Angka itu terdiri dari "subsidi eksplisit" senilai US$41,82 miliar dan "subsidi implisit" US$115,34 miliar.
(Baca: Subsidi LPG Meningkat pada 2022, Rekor Tertinggi Sedekade)
Subsidi eksplisit adalah insentif langsung dari pemerintah yang membuat harga jual bahan bakar di tingkat eceran lebih murah dibanding harga pasokannya.
Sedangkan subsidi implisit adalah insentif tidak langsung, seperti keringanan pajak konsumsi, pembebasan pajak lingkungan bagi pengguna/industri bahan bakar fosil, dan sebagainya.
Pada 2022 Tiongkok menjadi negara dengan subsidi LPG terbesar di dunia yang nilainya US$54,89 miliar, terdiri dari subsidi eksplisit US$7,12 miliar dan subsidi implisit US$47,77 miliar.
Sementara Indonesia berada di peringkat ke-4 global. Menurut IMF, sepanjang 2022 nilai subsidi LPG di Indonesia mencapai US$8,47 miliar, terdiri dari subsidi eksplisit US$3,69 miliar dan subsidi implisit US$4,77 miliar.

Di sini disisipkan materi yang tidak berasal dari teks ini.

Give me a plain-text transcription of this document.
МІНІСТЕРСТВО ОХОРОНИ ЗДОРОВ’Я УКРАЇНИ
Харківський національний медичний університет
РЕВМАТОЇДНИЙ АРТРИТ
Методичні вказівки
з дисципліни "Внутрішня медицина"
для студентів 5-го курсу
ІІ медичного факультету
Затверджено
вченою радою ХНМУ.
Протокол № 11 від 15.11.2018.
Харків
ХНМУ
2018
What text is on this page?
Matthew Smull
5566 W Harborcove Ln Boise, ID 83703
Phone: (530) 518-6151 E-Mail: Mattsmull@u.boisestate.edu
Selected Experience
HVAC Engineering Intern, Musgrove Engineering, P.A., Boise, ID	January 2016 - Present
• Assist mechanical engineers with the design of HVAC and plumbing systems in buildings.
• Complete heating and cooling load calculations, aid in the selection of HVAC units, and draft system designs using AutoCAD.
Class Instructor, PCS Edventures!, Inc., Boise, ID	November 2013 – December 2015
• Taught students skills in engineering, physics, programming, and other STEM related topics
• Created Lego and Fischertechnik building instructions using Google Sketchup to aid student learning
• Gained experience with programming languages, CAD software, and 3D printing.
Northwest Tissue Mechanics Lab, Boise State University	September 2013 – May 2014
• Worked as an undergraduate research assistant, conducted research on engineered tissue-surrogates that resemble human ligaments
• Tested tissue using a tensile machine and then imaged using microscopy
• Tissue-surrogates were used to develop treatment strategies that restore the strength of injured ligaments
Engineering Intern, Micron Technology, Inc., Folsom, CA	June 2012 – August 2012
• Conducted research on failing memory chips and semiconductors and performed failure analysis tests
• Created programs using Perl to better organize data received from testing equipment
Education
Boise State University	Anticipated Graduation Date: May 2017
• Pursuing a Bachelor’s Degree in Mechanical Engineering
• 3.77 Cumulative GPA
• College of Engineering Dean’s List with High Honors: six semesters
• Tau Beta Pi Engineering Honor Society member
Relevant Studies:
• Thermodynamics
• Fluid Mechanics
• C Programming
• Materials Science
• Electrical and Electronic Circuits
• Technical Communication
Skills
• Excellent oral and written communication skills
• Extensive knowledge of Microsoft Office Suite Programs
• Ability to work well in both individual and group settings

Adapun kini IMF mendorong negara-negara untuk mengevaluasi kebijakan subsidi energi fosil, demi mengurangi pencemaran udara dan mengantisipasi krisis iklim.
"Penghapusan subsidi eksplisit untuk bahan bakar fosil, serta penerapan pajak korektif seperti pajak karbon, bisa mengurangi emisi karbon dioksida (CO2) global hingga 43% pada 2030," kata tim riset IMF dalam laporan IMF Fossil Fuel Subsidies Data: 2023 Update.
Sejalan dengan itu, pemerintah Indonesia pun berencana memangkas subsidi LPG tabung 3 kilogram (kg) mulai tahun depan.
"Nantinya, mulai 1 Januari 2024, hanya yang telah terdata saja yang boleh membeli LPG 3 kg," kata tim Kementerian ESDM dalam siaran pers di situs resminya (9/6/2023).